February 22, 2026

Teach models why, not how

I tried writing rules for my MCP server's prompts. "If the user mentions a token name, search the assets table first." "If the query includes a chain name, filter by chain before searching projects."

It worked until someone asked something I hadn't thought of. Then it broke.

Rule-based prompts are brittle because you're encoding your own decision tree into the instructions. Every edge case needs another rule. Every new pattern needs another branch. You end up maintaining a growing list of if/then logic that the model follows without understanding any of it. And boom we are writing code all over again...

What worked was explaining the domain.

Instead of "search assets first when you see a token name," I wrote something closer to: "A token can appear as both a product (business product offering) and an asset (the tradeable token). These are separate entities with different available metrics, usage and TVL describes products, price and market cap describe assets."

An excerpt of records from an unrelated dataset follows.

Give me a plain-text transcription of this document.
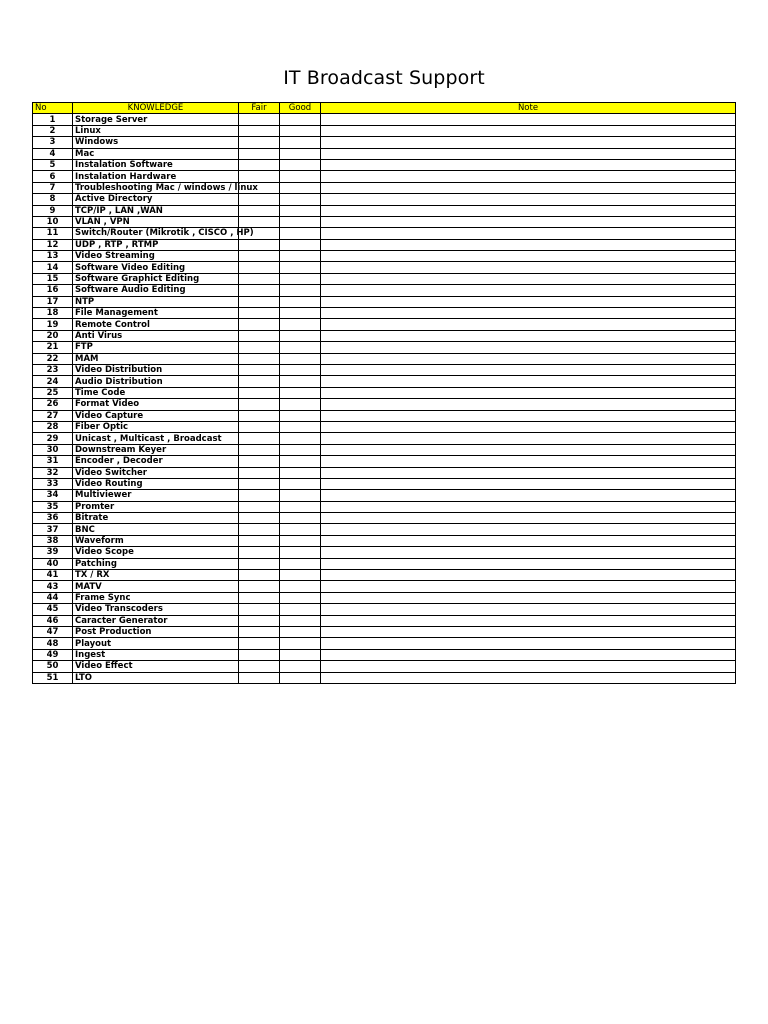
IT Broadcast Support
No	KNOWLEDGE	Fair	Good	Note
1	Storage Server			
2	Linux			
3	Windows			
4	Mac			
5	Instalation Software			
6	Instalation Hardware			
7	Troubleshooting Mac / windows / linux			
8	Active Directory			
9	TCP/IP , LAN ,WAN			
10	VLAN , VPN			
11	Switch/Router (Mikrotik , CISCO , HP)			
12	UDP , RTP , RTMP			
13	Video Streaming			
14	Software Video Editing			
15	Software Graphict Editing			
16	Software Audio Editing			
17	NTP			
18	File Management			
19	Remote Control			
20	Anti Virus			
21	FTP			
22	MAM			
23	Video Distribution			
24	Audio Distribution			
25	Time Code			
26	Format Video			
27	Video Capture			
28	Fiber Optic			
29	Unicast , Multicast , Broadcast			
30	Downstream Keyer			
31	Encoder , Decoder			
32	Video Switcher			
33	Video Routing			
34	Multiviewer			
35	Promter			
36	Bitrate			
37	BNC			
38	Waveform			
39	Video Scope			
40	Patching			
41	TX / RX			
43	MATV			
44	Frame Sync			
45	Video Transcoders			
46	Caracter Generator			
47	Post Production			
48	Playout			
49	Ingest			
50	Video Effect			
51	LTO			
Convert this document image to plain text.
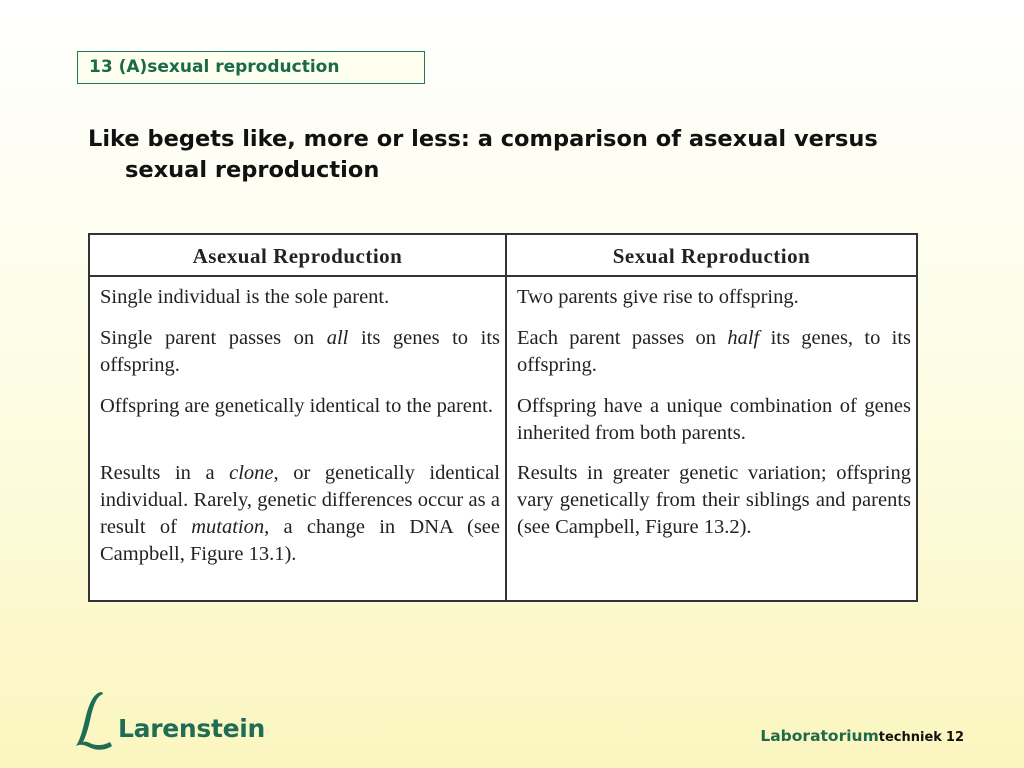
13 (A)sexual reproduction
Like begets like, more or less: a comparison of asexual versus sexual reproduction
Asexual Reproduction
Single individual is the sole parent.
Single parent passes on all its genes to its offspring.
Offspring are genetically identical to the parent.
Results in a clone, or genetically identical individual. Rarely, genetic differences occur as a result of mutation, a change in DNA (see Campbell, Figure 13.1).
Sexual Reproduction
Two parents give rise to offspring.
Each parent passes on half its genes, to its offspring.
Offspring have a unique combination of genes inherited from both parents.
Results in greater genetic variation; offspring vary genetically from their siblings and parents (see Campbell, Figure 13.2).
Larenstein	Laboratoriumtechniek 12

That's not a rule. That's context. The model understands why the distinction exists, so it handles queries I never coded for. When someone asks "How is DAI's lending doing?" the model looks at DAI as a product (the lending protocol feature) rather than as an asset (the token), because lending metrics live on products. I never wrote a rule for that. The model worked it out from understanding the domain.

This also made prompts easier to maintain. When new entity types or metrics were added to the system, I updated the domain and taxonomy explanation. Not a rule set. The model generalized from the updated context without new conditional logic.

I think this applies beyond MCP servers. Anytime you're prompting a model for a specialized domain, explain the reasoning behind distinctions. Don't list rules. Models reason well from principles. They lose the thread when they're 40 branches deep in a decision tree you wrote.